Le texte de cette page a été corrigé et est conforme au fac-similé.
20
SASCHA ET SASCHKA.

Aux rames pendaient des gouttelettes d’argent, de blanches vagues dansaient autour du gouvernail du canot, qui fendait les eaux en traçant derrière lui un sillon lumineux.

Sascha déposa les rames, la barque tournoya, recula, puis demeura immobile au milieu de l’étang.
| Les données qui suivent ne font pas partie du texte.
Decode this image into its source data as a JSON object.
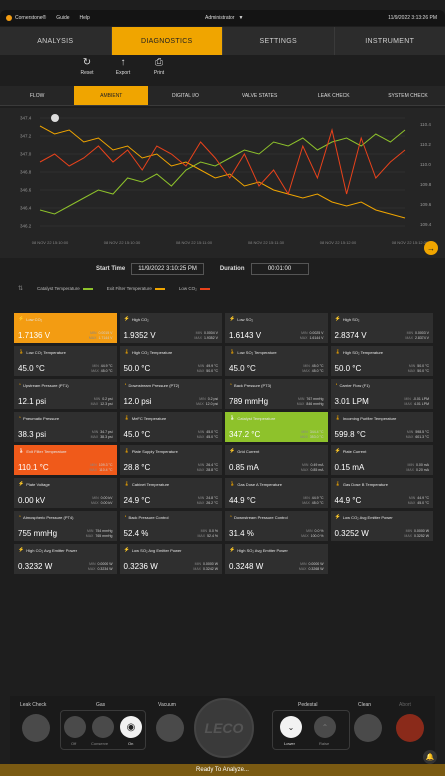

Elle balança les deux jeunes gens plus doucement encore que s’ils eussent été dans un berceau, tandis que l’eau et les roseaux murmuraient une antique berceuse.

Spiridia, se dérobant à demi aux regards de Sascha, tressa une couronne avec les nénuphars et les lis d’eau qu’elle venait de cueillir.

Autour d’eux on n’apercevait que le ciel, l’eau, les verts massifs des joncs ; on n’entendait que le clapotis mystérieux des vagues autour des branches de saules qui se penchaient dans l’étang.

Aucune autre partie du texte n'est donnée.